Table Of Content
Introduction: From Suspicion to Certainty
A dangerous Phishing Scam recently started flooding my email inbox, revealing a troubling pattern of deception. Starting in 2024, I began consistently receiving highly suspicious emails, seemingly from well-known financial and crypto companies such as Reloadly and MetaMask. The most unsettling part? My email client displayed them as “pre-subscribed,” as if I had personally opted into their mailing lists. This report provides a complete breakdown of the manipulative tactics behind these scams, the hackers’ strategy, and, most importantly, actionable advice for protection and recovery.
The “Pre-Subscribed” Deception: How My Inbox Was Compromised
How My Inbox Was Compromised
The wave of suspicious emails started in 2024, and initially, I dismissed them as mere spam or routine notifications. The subject lines were expertly crafted to create fear and urgency, including phrases like: “Account Froze: Mandatory Review,” “Don’t Risk Funds: Link Your Email Now,” and “Activity Update.”
Curiously, the sender address for all these emails was “reviews@yoto.com,” which is associated with Yoto, a children’s audio company—a clear mismatch from the purported sender.
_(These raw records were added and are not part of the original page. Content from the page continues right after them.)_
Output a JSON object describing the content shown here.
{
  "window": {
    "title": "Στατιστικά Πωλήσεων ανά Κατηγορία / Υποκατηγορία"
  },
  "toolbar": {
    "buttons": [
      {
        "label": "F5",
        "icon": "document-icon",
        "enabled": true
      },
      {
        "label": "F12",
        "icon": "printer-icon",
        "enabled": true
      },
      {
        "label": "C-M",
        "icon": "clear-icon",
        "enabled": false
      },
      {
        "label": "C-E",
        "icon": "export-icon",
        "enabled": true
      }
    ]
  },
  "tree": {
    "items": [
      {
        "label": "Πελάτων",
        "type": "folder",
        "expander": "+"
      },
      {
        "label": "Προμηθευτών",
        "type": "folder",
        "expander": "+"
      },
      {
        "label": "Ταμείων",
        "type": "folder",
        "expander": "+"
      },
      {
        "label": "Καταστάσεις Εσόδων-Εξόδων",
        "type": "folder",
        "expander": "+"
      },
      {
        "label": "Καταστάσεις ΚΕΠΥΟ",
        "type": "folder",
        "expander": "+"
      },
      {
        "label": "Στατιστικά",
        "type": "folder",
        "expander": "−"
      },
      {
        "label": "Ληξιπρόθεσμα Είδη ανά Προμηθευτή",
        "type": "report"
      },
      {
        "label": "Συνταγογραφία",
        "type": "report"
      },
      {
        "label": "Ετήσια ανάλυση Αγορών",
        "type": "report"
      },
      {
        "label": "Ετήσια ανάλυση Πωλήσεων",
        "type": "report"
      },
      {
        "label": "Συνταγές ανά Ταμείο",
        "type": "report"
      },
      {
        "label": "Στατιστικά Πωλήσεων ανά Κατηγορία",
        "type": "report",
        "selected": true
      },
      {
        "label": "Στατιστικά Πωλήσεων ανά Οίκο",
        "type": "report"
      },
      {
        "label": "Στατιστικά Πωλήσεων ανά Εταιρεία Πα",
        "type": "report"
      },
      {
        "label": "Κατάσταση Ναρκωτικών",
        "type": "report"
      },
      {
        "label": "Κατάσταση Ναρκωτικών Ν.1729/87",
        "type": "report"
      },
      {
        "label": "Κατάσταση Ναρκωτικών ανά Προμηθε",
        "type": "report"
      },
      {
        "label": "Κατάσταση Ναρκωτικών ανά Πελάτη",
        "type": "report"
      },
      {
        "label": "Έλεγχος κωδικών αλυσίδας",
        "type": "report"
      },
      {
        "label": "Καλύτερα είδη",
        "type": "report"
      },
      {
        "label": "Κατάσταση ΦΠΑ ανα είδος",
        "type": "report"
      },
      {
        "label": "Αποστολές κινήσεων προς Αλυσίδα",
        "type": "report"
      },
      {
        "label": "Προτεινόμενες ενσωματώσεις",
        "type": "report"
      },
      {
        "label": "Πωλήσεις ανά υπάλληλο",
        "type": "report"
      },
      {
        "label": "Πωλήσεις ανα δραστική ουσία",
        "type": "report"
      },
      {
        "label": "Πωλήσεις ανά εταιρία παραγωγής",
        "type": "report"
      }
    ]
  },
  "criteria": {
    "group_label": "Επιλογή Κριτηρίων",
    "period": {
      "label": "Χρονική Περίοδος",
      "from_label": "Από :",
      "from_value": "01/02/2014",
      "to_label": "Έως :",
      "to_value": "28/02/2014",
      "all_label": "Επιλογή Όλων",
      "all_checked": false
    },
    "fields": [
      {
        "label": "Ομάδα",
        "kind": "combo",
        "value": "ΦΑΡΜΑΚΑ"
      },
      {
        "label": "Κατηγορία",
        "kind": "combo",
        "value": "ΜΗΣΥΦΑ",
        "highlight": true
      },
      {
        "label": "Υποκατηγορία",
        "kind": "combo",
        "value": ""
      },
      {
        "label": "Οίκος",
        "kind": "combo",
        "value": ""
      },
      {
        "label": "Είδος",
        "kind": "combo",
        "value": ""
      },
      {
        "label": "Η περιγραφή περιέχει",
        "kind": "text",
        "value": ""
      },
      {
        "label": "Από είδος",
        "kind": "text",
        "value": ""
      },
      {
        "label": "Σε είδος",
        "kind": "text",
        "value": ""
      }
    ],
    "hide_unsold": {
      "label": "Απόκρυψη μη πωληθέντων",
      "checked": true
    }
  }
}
The appearance of the “pre-subscribed” label is a strong indicator that my email address had been exposed in a data leak or compromised list and was now being used by hackers for a large-scale Phishing Scam campaign.
The Anatomy of the Scam: The Hackers’ Shrewd Strategy
An in-depth analysis confirms that these are classic Phishing Scam —a tried-and-true technique for cybercriminals:
- Spoofed Sender Identity: The emails were sent using a legitimate company’s name (Yoto) to bypass spam filters. Hackers often leverage Bulk Email Tools (like SurveyMonkey or Podia) to ensure their campaigns reach a wide audience.
- Threat and Urgency Tactics: The emails warned of serious consequences for inaction: “API keys expose,” “Account will freeze,” or “Lockdown in 24 hours.” The goal is to strip the user of time to think critically and compel an immediate click on the link.
- Misleading Links and Tokens: Each email contained a URL, such as:
login.reloadly.com/account-recovery?token=...These links lead to fraudulent Phishing Scam Websites designed to steal personal credentials like passwords, API keys, or crypto wallet Seed Phrases. - Brand Impersonation: The logos and names of Reloadly and MetaMask were misused to make the emails look authentic. However, minor errors (like misspelling the CEO’s name) often give the scam away. MetaMask’s official policy explicitly states they will never send unsolicited security emails.
- Date Manipulation: Using dates in the future (like 2025) is common in these scams to make the emails appear fresh and current.
The hackers’ full cycle is as follows: They purchase compromised email lists from past data breaches, generate sophisticated phishing scam emails, and use these emails to direct users to malicious phishing scam sites to capture credentials and subsequently access accounts and steal funds.
The Reality of the Targeted Companies
- Reloadly: This is a legitimate B2B fintech company, but no verifiable record of a major security breach in September 2025 could be found.
- MetaMask: This is a popular crypto wallet, and any unsolicited security email claiming to be from MetaMask is fake, as their policy prohibits such communication.
The “pre-subscribed” label likely indicates that the email address was included in a breached list, and the hackers formatted the email to imply a prior relationship with the companies, an attempt to gain trust and bypass suspicion.
Actionable Steps for Protection and Recovery
Immediate and ongoing security measures are essential to protect your information and finances:
- Never Click the Links: If you are suspicious, do not click the link. Instead, navigate directly to the official website (
reloadly.comormetamask.io) via your browser and log in there. - Verify the Sender: Hover over the sender’s address to see the actual email and compare it against the company’s official contacts.
- Change Credentials: If you accidentally clicked a link or entered any information, immediately change all related passwords.
- Secure Your Crypto Wallet: In a MetaMask threat scenario, immediately transfer funds to a new, secure wallet and reset your current wallet with a new seed phrase. Report the MetaMask Phishing Scam attempt via their support channels.
- Enhance Security: Always use Two-Factor Authentication (2FA) and consider a Hardware Wallet (like Ledger) for significant crypto assets.
- Report the Phishing Scam: Use the “Report Phishing Scam” or “Report Spam” function in your email client. If funds were stolen, file a report with the local cybercrime authority (e.g., FBI’s IC3 service) and contact the relevant company support.
Conclusion: A Moment of Security Awakening
The stream of emails in my inbox has taught a crucial lesson: complacency in cybersecurity comes at a high cost. The “pre-subscribed” tag was a clever psychological trick used by hackers to establish fake trust. This is a clear Phishing Scam, ultimately aimed at stealing personal information and funds.
If you encounter similar emails, do not hesitate, report them immediately, and adopt the strictest security protocols. This experience has heightened my personal security awareness, and hopefully, this report will help others stay protected from these sophisticated deceptions.